To determine the energy of an α particle that would allow it to move in a circular path of the same radius R in a uniform magnetic field as a proton with 1 MeV kinetic energy, we need to consider the relationship between kinetic energy, charge, mass, and the radius of the circular motion in a magnetic field.
Key Concepts
- Kinetic Energy (KE): The energy an object possesses due to its motion, given by the formula KE = (1/2)mv².
- Magnetic Force: The force acting on a charged particle moving in a magnetic field, which causes circular motion.
- Radius of Circular Motion: For a charged particle in a magnetic field, the radius R is given by R = (mv)/(qB), where m is mass, v is velocity, q is charge, and B is the magnetic field strength.
Comparing Proton and Alpha Particle
A proton has a charge of +1e and a mass of approximately 1 u (atomic mass unit).

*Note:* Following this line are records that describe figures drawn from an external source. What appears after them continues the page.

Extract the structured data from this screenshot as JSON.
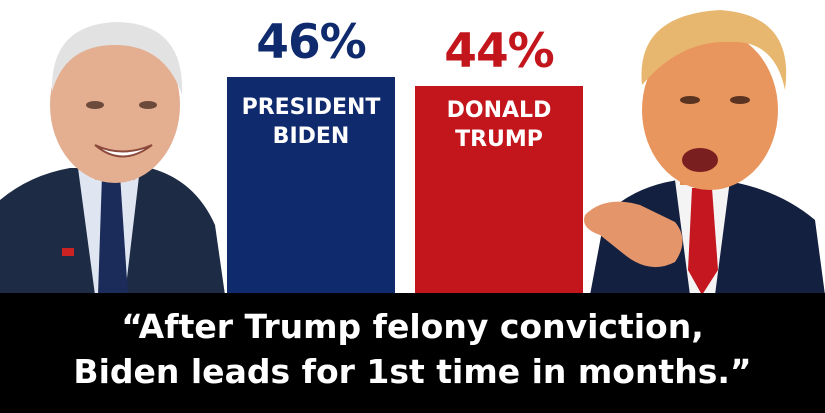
{
  "chart_data": {
    "type": "bar",
    "categories": [
      "PRESIDENT\nBIDEN",
      "DONALD\nTRUMP"
    ],
    "values": [
      46,
      44
    ],
    "value_labels": [
      "46%",
      "44%"
    ],
    "colors": [
      "#102a6e",
      "#c3161c"
    ],
    "title": "",
    "xlabel": "",
    "ylabel": ""
  },
  "photos": {
    "left": "Joe Biden photo",
    "right": "Donald Trump photo"
  },
  "caption": {
    "line1": "“After Trump felony conviction,",
    "line2": "Biden leads for 1st time in months.”"
  }
}
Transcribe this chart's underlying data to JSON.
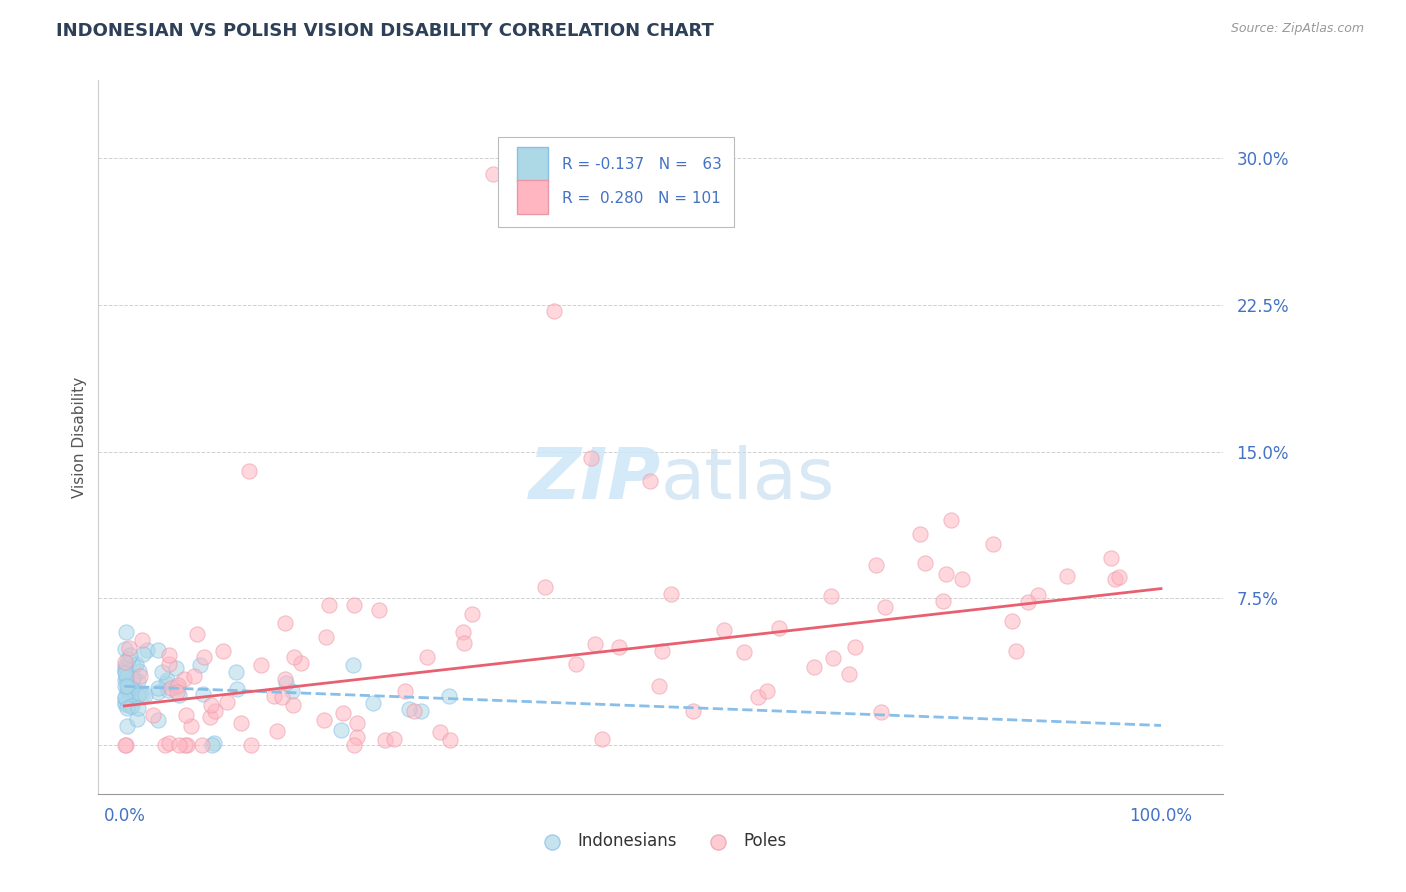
{
  "title": "INDONESIAN VS POLISH VISION DISABILITY CORRELATION CHART",
  "source": "Source: ZipAtlas.com",
  "ylabel": "Vision Disability",
  "yticks": [
    0.0,
    0.075,
    0.15,
    0.225,
    0.3
  ],
  "ytick_labels": [
    "",
    "7.5%",
    "15.0%",
    "22.5%",
    "30.0%"
  ],
  "xtick_labels": [
    "0.0%",
    "100.0%"
  ],
  "color_indonesian_fill": "#ADD8E6",
  "color_indonesian_edge": "#87BEEA",
  "color_pole_fill": "#FFB6C1",
  "color_pole_edge": "#E899A8",
  "color_line_indonesian": "#87BEEA",
  "color_line_pole": "#E86070",
  "color_axis_label": "#4472C4",
  "color_title": "#2E4057",
  "color_grid": "#CCCCCC",
  "color_watermark": "#D0E8F8",
  "R_indonesian": -0.137,
  "N_indonesian": 63,
  "R_pole": 0.28,
  "N_pole": 101,
  "ind_intercept": 0.03,
  "ind_slope": -0.02,
  "pole_intercept": 0.02,
  "pole_slope": 0.06
}
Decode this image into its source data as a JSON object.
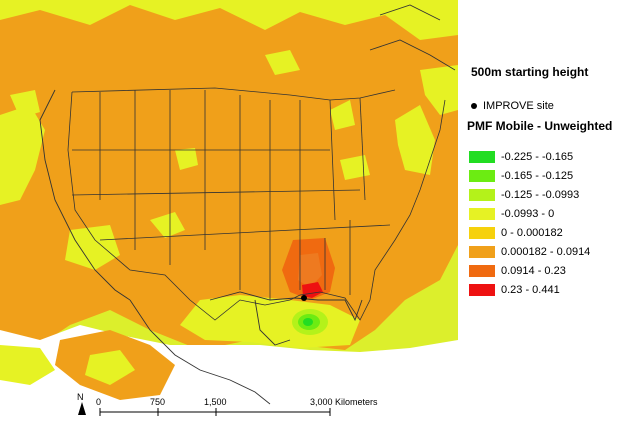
{
  "map": {
    "title": "500m starting height",
    "site_label": "IMPROVE site",
    "north_label": "N",
    "scale_labels": [
      "0",
      "750",
      "1,500",
      "3,000 Kilometers"
    ]
  },
  "legend": {
    "title": "PMF Mobile - Unweighted",
    "items": [
      {
        "label": "-0.225 - -0.165",
        "color": "#22dd22"
      },
      {
        "label": "-0.165 - -0.125",
        "color": "#6cec12"
      },
      {
        "label": "-0.125 - -0.0993",
        "color": "#b4f21a"
      },
      {
        "label": "-0.0993 - 0",
        "color": "#e6f224"
      },
      {
        "label": "0 - 0.000182",
        "color": "#f6d10c"
      },
      {
        "label": "0.000182 - 0.0914",
        "color": "#f0a01a"
      },
      {
        "label": "0.0914 - 0.23",
        "color": "#f06a10"
      },
      {
        "label": "0.23 - 0.441",
        "color": "#ee1111"
      }
    ]
  }
}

An α particle consists of 2 protons and 2 neutrons, giving it a charge of +2e and a mass of about 4 u.
Finding the Required Energy
Since both particles are moving in the same magnetic field and describe a circle of the same radius, we can set up the relationship:
For the proton:
R = (mv)/(qB)
For the α particle:
R = (M*V)/(QB)
Where:
- m = mass of the proton
- M = mass of the α particle
- v = velocity of the proton
- V = velocity of the α particle
- q = charge of the proton
- Q = charge of the α particle
Since the radius R is the same, we can equate the two expressions. The α particle's mass is four times that of the proton, and its charge is twice that of the proton. Therefore, to maintain the same radius, the kinetic energy of the α particle must be:
KE(α) = 4 * KE(proton) = 4 * 1 MeV = 4 MeV.
Final Answer
The energy of the α particle required to describe a circle of the same radius in the same magnetic field is 4 MeV.